The best soil temperatures for cool-season grass are between 50°F and 65°F, and the daytime air temperature ranges from 60°F to 75°F. If you want to make sure you have the right temperature, a soil thermometer can help take out any guesswork.
For most people, you need to plant cool-season grass seeds at least 45 days before the first frost. Once the air and soil temperatures drop, the grass seeds have less favorable levels for growth. When planted at this time, your grass will enjoy a full season of fall, along with a second cool growing season in the spring.
These newly planted seeds require consistent soil moisture, and the fall season can be beneficial for their growth. Fall also brings more precipitation, which can lessen the chances of drying out the seeds.
If you cannot plant in the fall, then the spring is another good time. You want the soil and the air temperatures to warm back up. However, you need to watch out for late snowstorms and spring rains, which can keep the soil wet and cold. During this season, the grass has less time to settle in before the high temperatures of the summer.
Spring Planting for Warm Grasses
Warm-season grasses thrive during the warmer temperatures of late spring and early summer. You can find these grasses in the southern and western regions, including the transition zone’s southern area.
Warm-season grasses germinate when the soil reaches 65°F to 70°F in temperature. By planting in the late spring and early summer, these grasses can enjoy the warm earth and seasonal rains, which can help keep moisture during the germination and establishment processes.
You want to wait until the danger of frost has passed and the soil starts to warm up. Wet and cold soil can lead to rotting seeds, poor germination, and disease. If you wait until the fall season, you need to plant the grass seed at least 90 days before the first fall cold front. This timeframe will give the seeds enough time to establish before the harsh winter.
Many of the seedlings will go dormant when the temperatures drop to near 55°F. The late-seeded grasses are also unable to prepare for harsh conditions. Warm-season grass seed gets a boost from the warmth of summer and a full season of active growth before the winter dormancy. However, there is one exception for spring seeding. Perennial ryegrass can be added for a temporary color for the winter. If you want to add some more green, then you need to seed in the fall season.
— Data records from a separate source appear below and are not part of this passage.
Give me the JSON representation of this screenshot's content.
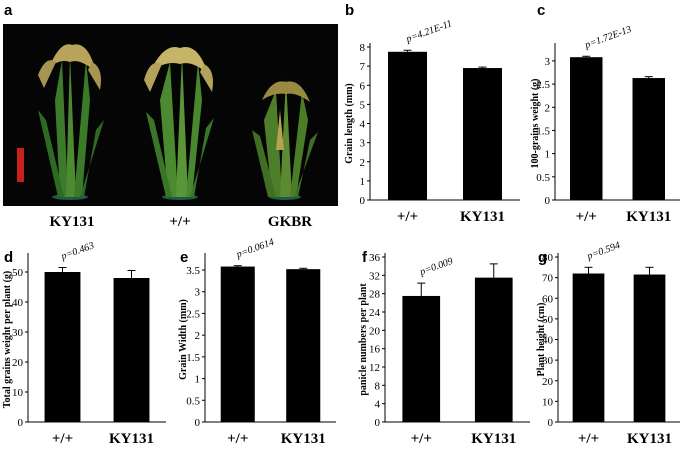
{
  "photo": {
    "label": "a",
    "captions": [
      "KY131",
      "+/+",
      "GKBR"
    ]
  },
  "chart_data": [
    {
      "panel": "b",
      "type": "bar",
      "categories": [
        "+/+",
        "KY131"
      ],
      "values": [
        7.75,
        6.9
      ],
      "errors": [
        0.08,
        0.05
      ],
      "xlabel": "",
      "ylabel": "Grain length (mm)",
      "ylim": [
        0,
        8
      ],
      "yticks": [
        0,
        1,
        2,
        3,
        4,
        5,
        6,
        7,
        8
      ],
      "annotation": "p=4.21E-11",
      "grid": false
    },
    {
      "panel": "c",
      "type": "bar",
      "categories": [
        "+/+",
        "KY131"
      ],
      "values": [
        3.08,
        2.63
      ],
      "errors": [
        0.02,
        0.03
      ],
      "xlabel": "",
      "ylabel": "100-grains weight (g)",
      "ylim": [
        0,
        3.3
      ],
      "yticks": [
        0,
        0.5,
        1,
        1.5,
        2,
        2.5,
        3
      ],
      "annotation": "p=1.72E-13",
      "grid": false
    },
    {
      "panel": "d",
      "type": "bar",
      "categories": [
        "+/+",
        "KY131"
      ],
      "values": [
        50,
        48
      ],
      "errors": [
        1.5,
        2.5
      ],
      "xlabel": "",
      "ylabel": "Total grains weight per plant (g)",
      "ylim": [
        0,
        55
      ],
      "yticks": [
        0,
        10,
        20,
        30,
        40,
        50
      ],
      "annotation": "p=0.463",
      "grid": false
    },
    {
      "panel": "e",
      "type": "bar",
      "categories": [
        "+/+",
        "KY131"
      ],
      "values": [
        3.58,
        3.52
      ],
      "errors": [
        0.02,
        0.02
      ],
      "xlabel": "",
      "ylabel": "Grain Width (mm)",
      "ylim": [
        0,
        3.8
      ],
      "yticks": [
        0,
        0.5,
        1,
        1.5,
        2,
        2.5,
        3,
        3.5
      ],
      "annotation": "p=0.0614",
      "grid": false
    },
    {
      "panel": "f",
      "type": "bar",
      "categories": [
        "+/+",
        "KY131"
      ],
      "values": [
        27.5,
        31.5
      ],
      "errors": [
        2.8,
        3.0
      ],
      "xlabel": "",
      "ylabel": "panicle numbers per plant",
      "ylim": [
        0,
        36
      ],
      "yticks": [
        0,
        4,
        8,
        12,
        16,
        20,
        24,
        28,
        32,
        36
      ],
      "annotation": "p=0.009",
      "grid": false
    },
    {
      "panel": "g",
      "type": "bar",
      "categories": [
        "+/+",
        "KY131"
      ],
      "values": [
        72,
        71.5
      ],
      "errors": [
        3,
        3.5
      ],
      "xlabel": "",
      "ylabel": "Plant height (cm)",
      "ylim": [
        0,
        80
      ],
      "yticks": [
        0,
        10,
        20,
        30,
        40,
        50,
        60,
        70,
        80
      ],
      "annotation": "p=0.594",
      "grid": false
    }
  ]
}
Whether you choose to grow warm or cool-season grasses, you need to sow during the natural peak period for the seed to provide the best chances of germination and establishment. With this timing in mind, you can get your seed off to a good start for a healthy and prosperous lawn.
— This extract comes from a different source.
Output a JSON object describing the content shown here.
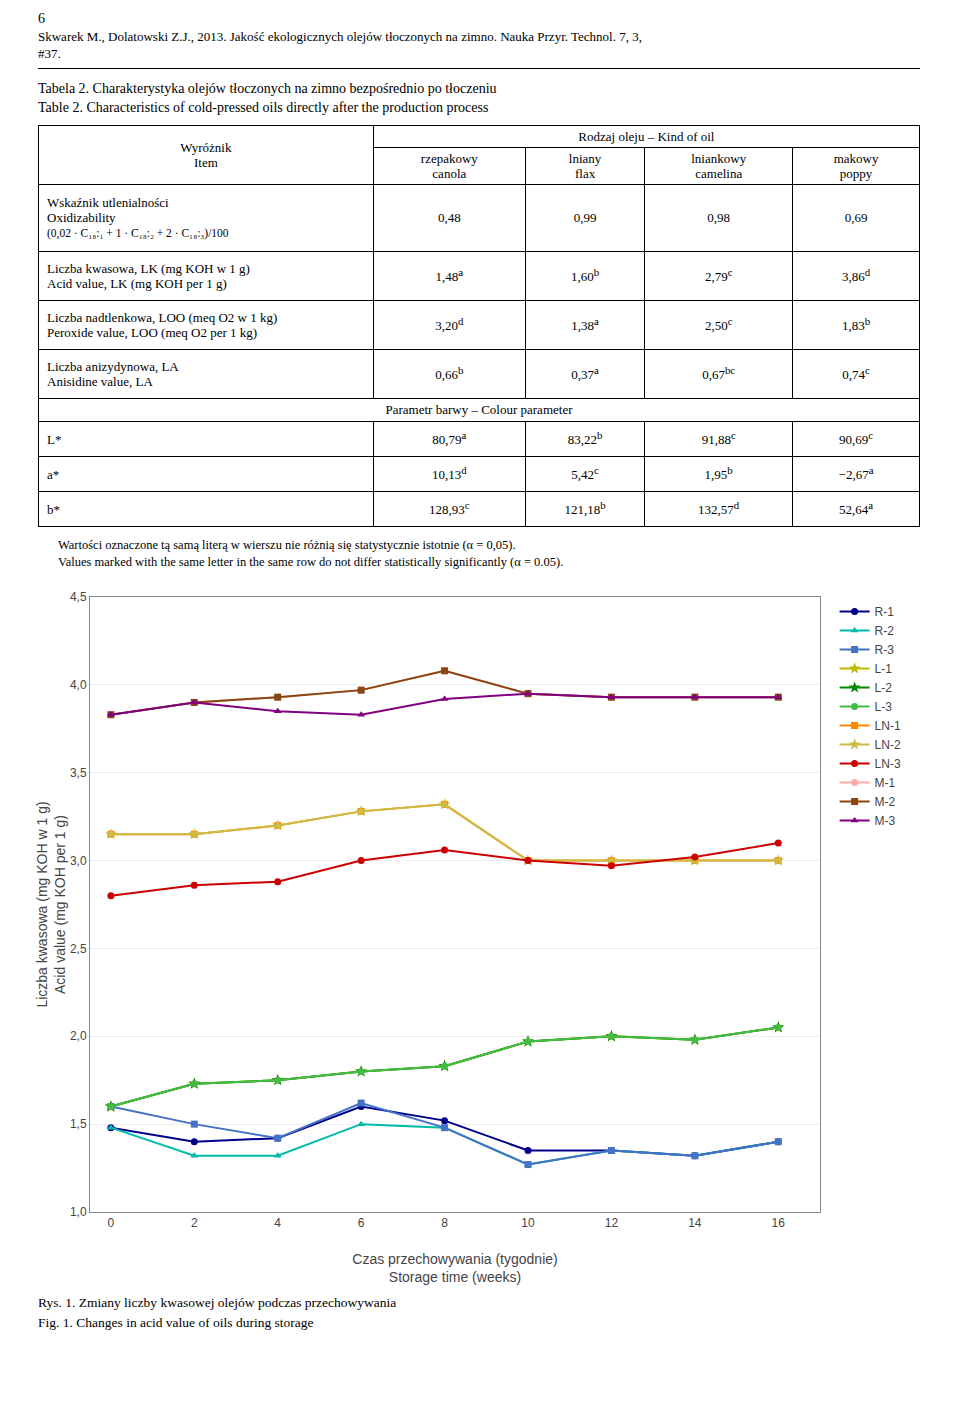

When to Plant in Pennsylvania?
Bluegrasses, ryegrasses, and fescues can all grow in Pennsylvania. This state’s cool summer, high humidity, and cold winters create challenging conditions for lawn grasses.
Pennsylvania has a climate more favorable for cool-season grasses. Bluegrass and fescue thrive in the warm days and cool nights of the spring and fall, while warm-season grasses might struggle with the heat of the summer. Many summer grasses are not recommended for the Pennsylvania area.
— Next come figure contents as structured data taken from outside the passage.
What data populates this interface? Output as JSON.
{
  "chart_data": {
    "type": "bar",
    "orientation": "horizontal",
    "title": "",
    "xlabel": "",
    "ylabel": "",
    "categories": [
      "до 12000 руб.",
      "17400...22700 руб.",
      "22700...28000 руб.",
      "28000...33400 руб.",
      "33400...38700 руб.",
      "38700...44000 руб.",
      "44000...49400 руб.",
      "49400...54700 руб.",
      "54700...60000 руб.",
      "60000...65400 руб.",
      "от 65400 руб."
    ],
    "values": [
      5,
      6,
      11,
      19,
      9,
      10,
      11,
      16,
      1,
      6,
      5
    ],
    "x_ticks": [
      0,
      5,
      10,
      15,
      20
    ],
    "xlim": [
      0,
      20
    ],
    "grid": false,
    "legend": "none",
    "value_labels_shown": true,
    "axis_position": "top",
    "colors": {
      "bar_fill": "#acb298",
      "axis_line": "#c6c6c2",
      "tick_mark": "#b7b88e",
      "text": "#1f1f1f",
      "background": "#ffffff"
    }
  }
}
The best time to plant your grass seeds in Pennsylvania is in the late summer and early fall. You want to plant no later than October. When you follow this schedule, your grass will benefit from two cool growing cycles in the fall and spring before the scorching summer heat settles into the area.
Whether you have a warm-season or cool-season grass, make sure to choose the right time to plant. By doing this, you can increase your chances of growing a healthy and green lawn.